The ATLAS detector is one of the two major general purpose experiments for the LHC (Large Hadron Collider) at CERN.
The LHC is the world's largest and highest-energy particle accelerator. It will collide two beams head-on at very high energies (14 TeV), which will recreate the conditions just after the Big Bang. International collaborations of physicists will analyse the particles created in the collisions using special detectors in a number of experiments, among which ATLAS (A Toroidal LHC ApparatuS) is the largest one.
Starting in early-2009, the ATLAS detector began searching for new discoveries in the head-on collisions of protons of extraordinarily high energy energy. The very high particle production rates (~1000 particles every 25 ns) and very high energies present a formidable technical challenge. ATLAS is one of the largest collaborative efforts ever attempted in the physical sciences.
There are more than 3000 physicists and engineers from over 174 institutions in 38 countries, including over 1000 students, working together on ATLAS.
Semiconductor Tracker
The Cambridge ATLAS group has made a major contribution to the hardware of the experiment through the development, production and quality control of silicon microstrip sensors, modules and readout electronics for use in the ATLAS semiconductor tracker (SCT). The SCT is essential for tracking particles as they emerge from the collision region. The group also plays a leading role in the development of the data acquisition and monitoring for the online commissioning, calibration and readout of the SCT, and in the SCT offline software. The group will be deeply involved in the analysis of the vast amount of data which will be generated by this experiment over the next 15 to 20 years.
Standard Model Analyses
Observations of p-p collisions at the LHC will test the Standard Model at the highest energies yet achieved on Earth (14 TeV). Precision measurements of Standard Model processes will be vital at ATLAS, both to test the theory and to understand possible backgrounds to new physics.
The Cambridge ATLAS group is currently interested in diboson events. We are currently working on a measurement of the ZZ cross-section.
The three diagrams above are the Standard Model tree-level diboson production diagrams, where V, V1, V2 = (W, Z, γ).

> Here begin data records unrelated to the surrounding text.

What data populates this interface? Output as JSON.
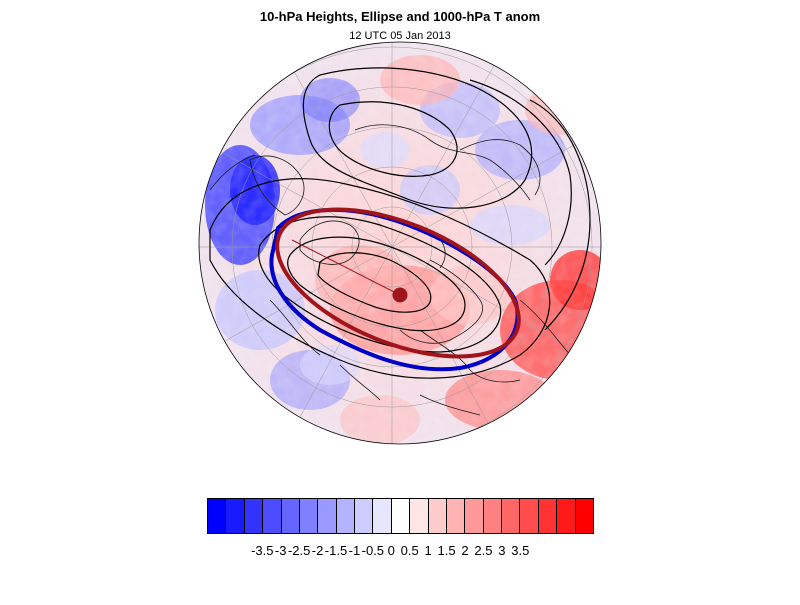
{
  "title": "10-hPa Heights, Ellipse and 1000-hPa T anom",
  "subtitle": "12 UTC 05 Jan 2013",
  "map": {
    "projection": "polar stereographic (north pole)",
    "fields": [
      "10-hPa geopotential height contours",
      "vortex ellipse",
      "1000-hPa temperature anomaly"
    ],
    "ellipse_color": "#a0151b",
    "vortex_contour_color": "#0000c8",
    "centroid_color": "#a0151b"
  },
  "colorbar": {
    "labels": [
      "-3.5",
      "-3",
      "-2.5",
      "-2",
      "-1.5",
      "-1",
      "-0.5",
      "0",
      "0.5",
      "1",
      "1.5",
      "2",
      "2.5",
      "3",
      "3.5"
    ],
    "colors": [
      "#0000ff",
      "#1a1aff",
      "#3333ff",
      "#4d4dff",
      "#6666ff",
      "#8080ff",
      "#9999ff",
      "#b3b3ff",
      "#ccccff",
      "#e6e6ff",
      "#ffffff",
      "#ffe6e6",
      "#ffcccc",
      "#ffb3b3",
      "#ff9999",
      "#ff8080",
      "#ff6666",
      "#ff4d4d",
      "#ff3333",
      "#ff1a1a",
      "#ff0000"
    ]
  }
}
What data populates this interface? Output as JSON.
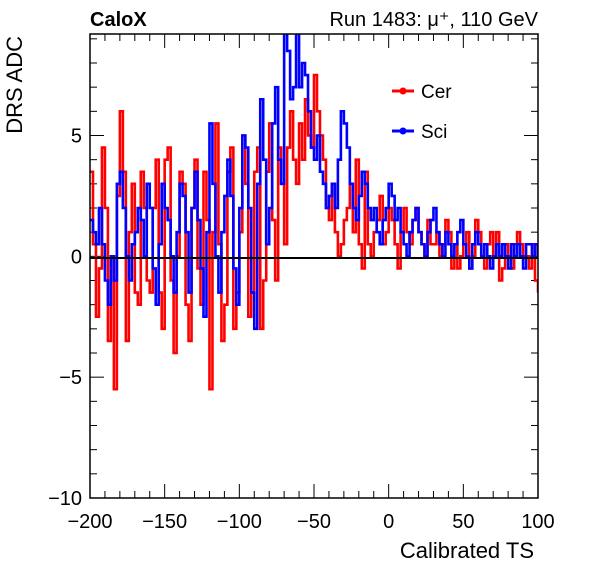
{
  "chart_data": {
    "type": "line",
    "corner_label": "CaloX",
    "run_label": "Run 1483:   μ⁺, 110 GeV",
    "xlabel": "Calibrated TS",
    "ylabel": "DRS ADC",
    "xlim": [
      -200,
      100
    ],
    "ylim": [
      -10,
      9.2
    ],
    "xticks": [
      -200,
      -150,
      -100,
      -50,
      0,
      50,
      100
    ],
    "yticks": [
      -10,
      -5,
      0,
      5
    ],
    "zero_line": true,
    "legend_position": "top-right",
    "series": [
      {
        "name": "Cer",
        "color": "#ff0000",
        "x": [
          -200,
          -198,
          -196,
          -194,
          -192,
          -190,
          -188,
          -186,
          -184,
          -182,
          -180,
          -178,
          -176,
          -174,
          -172,
          -170,
          -168,
          -166,
          -164,
          -162,
          -160,
          -158,
          -156,
          -154,
          -152,
          -150,
          -148,
          -146,
          -144,
          -142,
          -140,
          -138,
          -136,
          -134,
          -132,
          -130,
          -128,
          -126,
          -124,
          -122,
          -120,
          -118,
          -116,
          -114,
          -112,
          -110,
          -108,
          -106,
          -104,
          -102,
          -100,
          -98,
          -96,
          -94,
          -92,
          -90,
          -88,
          -86,
          -84,
          -82,
          -80,
          -78,
          -76,
          -74,
          -72,
          -70,
          -68,
          -66,
          -64,
          -62,
          -60,
          -58,
          -56,
          -54,
          -52,
          -50,
          -48,
          -46,
          -44,
          -42,
          -40,
          -38,
          -36,
          -34,
          -32,
          -30,
          -28,
          -26,
          -24,
          -22,
          -20,
          -18,
          -16,
          -14,
          -12,
          -10,
          -8,
          -6,
          -4,
          -2,
          0,
          2,
          4,
          6,
          8,
          10,
          12,
          14,
          16,
          18,
          20,
          22,
          24,
          26,
          28,
          30,
          32,
          34,
          36,
          38,
          40,
          42,
          44,
          46,
          48,
          50,
          52,
          54,
          56,
          58,
          60,
          62,
          64,
          66,
          68,
          70,
          72,
          74,
          76,
          78,
          80,
          82,
          84,
          86,
          88,
          90,
          92,
          94,
          96,
          98,
          100
        ],
        "y": [
          3.5,
          0.5,
          -2.5,
          -0.5,
          4.5,
          2.0,
          -3.5,
          0.0,
          -5.5,
          2.5,
          6.0,
          3.5,
          -3.5,
          1.0,
          3.0,
          -1.5,
          -2.0,
          3.5,
          2.0,
          -1.0,
          -1.5,
          2.0,
          4.0,
          -1.5,
          -3.0,
          4.0,
          4.5,
          -1.0,
          -4.0,
          0.0,
          3.5,
          3.0,
          -2.0,
          -3.5,
          2.0,
          4.0,
          -0.5,
          -2.0,
          3.5,
          1.5,
          -5.5,
          1.0,
          5.5,
          0.5,
          -3.5,
          -2.0,
          3.5,
          4.5,
          -3.0,
          -1.5,
          1.0,
          5.0,
          3.0,
          -2.5,
          -1.5,
          3.5,
          4.5,
          -3.0,
          -1.0,
          3.5,
          5.5,
          1.5,
          -1.0,
          4.5,
          3.0,
          0.5,
          4.5,
          6.0,
          4.0,
          3.0,
          5.5,
          4.0,
          6.5,
          5.0,
          4.5,
          7.5,
          6.0,
          5.0,
          4.0,
          2.0,
          1.5,
          3.0,
          1.0,
          0.0,
          0.5,
          1.5,
          2.0,
          3.0,
          1.0,
          4.0,
          0.5,
          -0.5,
          3.5,
          0.5,
          0.0,
          1.0,
          1.5,
          2.5,
          0.5,
          1.0,
          2.0,
          1.5,
          0.5,
          -0.5,
          1.0,
          2.0,
          1.0,
          0.5,
          1.5,
          2.0,
          1.0,
          0.5,
          0.0,
          1.5,
          0.5,
          0.5,
          1.0,
          0.0,
          0.5,
          1.5,
          1.0,
          -0.5,
          0.5,
          -0.5,
          0.0,
          0.5,
          1.0,
          -0.5,
          0.0,
          1.5,
          1.0,
          0.0,
          -0.5,
          0.5,
          1.0,
          0.0,
          1.0,
          -1.0,
          -0.5,
          0.5,
          0.0,
          -0.5,
          0.5,
          1.0,
          0.5,
          0.0,
          0.0,
          -0.5,
          0.5,
          -1.0,
          -1.5
        ]
      },
      {
        "name": "Sci",
        "color": "#0000ff",
        "x": [
          -200,
          -198,
          -196,
          -194,
          -192,
          -190,
          -188,
          -186,
          -184,
          -182,
          -180,
          -178,
          -176,
          -174,
          -172,
          -170,
          -168,
          -166,
          -164,
          -162,
          -160,
          -158,
          -156,
          -154,
          -152,
          -150,
          -148,
          -146,
          -144,
          -142,
          -140,
          -138,
          -136,
          -134,
          -132,
          -130,
          -128,
          -126,
          -124,
          -122,
          -120,
          -118,
          -116,
          -114,
          -112,
          -110,
          -108,
          -106,
          -104,
          -102,
          -100,
          -98,
          -96,
          -94,
          -92,
          -90,
          -88,
          -86,
          -84,
          -82,
          -80,
          -78,
          -76,
          -74,
          -72,
          -70,
          -68,
          -66,
          -64,
          -62,
          -60,
          -58,
          -56,
          -54,
          -52,
          -50,
          -48,
          -46,
          -44,
          -42,
          -40,
          -38,
          -36,
          -34,
          -32,
          -30,
          -28,
          -26,
          -24,
          -22,
          -20,
          -18,
          -16,
          -14,
          -12,
          -10,
          -8,
          -6,
          -4,
          -2,
          0,
          2,
          4,
          6,
          8,
          10,
          12,
          14,
          16,
          18,
          20,
          22,
          24,
          26,
          28,
          30,
          32,
          34,
          36,
          38,
          40,
          42,
          44,
          46,
          48,
          50,
          52,
          54,
          56,
          58,
          60,
          62,
          64,
          66,
          68,
          70,
          72,
          74,
          76,
          78,
          80,
          82,
          84,
          86,
          88,
          90,
          92,
          94,
          96,
          98,
          100
        ],
        "y": [
          1.5,
          1.0,
          0.5,
          2.0,
          0.5,
          -1.0,
          -2.0,
          0.0,
          -1.0,
          3.0,
          3.5,
          2.0,
          0.0,
          -1.0,
          0.5,
          1.0,
          2.0,
          1.5,
          0.0,
          3.0,
          2.0,
          -0.5,
          -2.0,
          0.5,
          3.0,
          2.0,
          1.5,
          0.0,
          -1.5,
          1.0,
          3.0,
          2.5,
          1.0,
          -1.5,
          2.0,
          3.5,
          1.5,
          -0.5,
          -2.5,
          1.0,
          5.5,
          3.0,
          0.0,
          -1.5,
          1.0,
          2.5,
          4.0,
          2.5,
          -0.5,
          -2.0,
          2.0,
          5.0,
          4.5,
          2.0,
          -1.5,
          -3.0,
          3.0,
          6.5,
          4.0,
          0.5,
          2.0,
          5.5,
          7.0,
          4.0,
          3.0,
          9.5,
          8.5,
          6.5,
          7.0,
          9.5,
          7.0,
          8.0,
          7.5,
          6.0,
          4.5,
          4.0,
          5.0,
          3.5,
          3.0,
          2.0,
          2.5,
          3.0,
          2.0,
          4.0,
          6.0,
          5.5,
          4.5,
          3.0,
          2.0,
          1.5,
          2.5,
          3.5,
          3.0,
          2.0,
          1.5,
          2.0,
          1.0,
          0.5,
          1.5,
          2.0,
          3.0,
          2.5,
          1.5,
          2.0,
          1.0,
          0.5,
          0.0,
          1.0,
          1.5,
          2.0,
          1.0,
          0.5,
          0.0,
          1.0,
          1.5,
          2.0,
          1.0,
          0.5,
          0.0,
          1.0,
          0.5,
          0.0,
          0.5,
          1.0,
          1.5,
          0.5,
          0.0,
          -0.5,
          0.5,
          1.0,
          0.5,
          0.0,
          0.5,
          0.0,
          -0.5,
          0.0,
          0.5,
          0.0,
          0.5,
          0.0,
          -0.5,
          0.5,
          0.0,
          0.5,
          0.0,
          -0.5,
          0.5,
          0.5,
          0.0,
          0.5,
          0.0
        ]
      }
    ]
  }
}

The s-channel diagram contains the trilinear gauge boson vertex:
- Only WWg and WWZ allowed in the SM
- Measuring Anomalous Triple Gauge Couplings (TGC) probes new physics.
In order to investigate possible Anomalous Triple Gauge Couplings, we are investigating events in which two Z-bosons are produced. We will attempt to use these events to set limits on γZZ and ZZZ couplings, which are zero in the standard model.
The Next-to-Leading Order (NLO) cross-section for ZZ production at the LHC is calculated to be 15 pb. However, this does not include the contribution from the process of gluon-fusion, which can also produce two Z-bosons. Gluon-fusion is shown in the above two diagrams. Although there is no tree-level contribution for this process it makes a significant O(15%) contribution to the total ZZ production cross-section. In order to set limits on any Anomalous Triple Gauge Couplings these the effect of these diagrams must be taken into account in any predictions.
Beyond the Standard Model Analyses
Supersymmetry is an attractive extension to the Standard Model, linking matter and forces, and predicts a large number of new particle states, which could be observed in the mass range to be explored by LHC. The Cambridge ATLAS group is currently involved in searches for Electroweak SUSY production, Third Generation SUSY production and R-Parity violating SUSY.
Other models suggest that extra space dimensions could be detected, through processes such as black hole production. The Cambridge ATLAS group is currently involved in searches for Black Holes and Di-boson resonances.
Strategies for Discovering New Physics at the LHC
A team in Cambridge is investigating possible signatures for supersymmetric processes and other new physics beyond the Standard Model, which could be observed at the Large Hadron Collider. The Cambridge Pheno Working Group is a collaboration between members of the Cambridge ATLAS group and theorists from the Cavendish Theory Group and the Department of Applied Mathematics and Theoretical Physics.
The HERWIG Monte Carlo programme, developed by the Cavendish HEP group and now used throughout the world to model high energy particle collisions, is used by the group to model possible new processes and to simulate the events which would be observed at LHC. A computer model of the ATLAS detector is then used to determine which final states can best be used to discover evidence for new physics, and to measure the underlying parameters of the theory.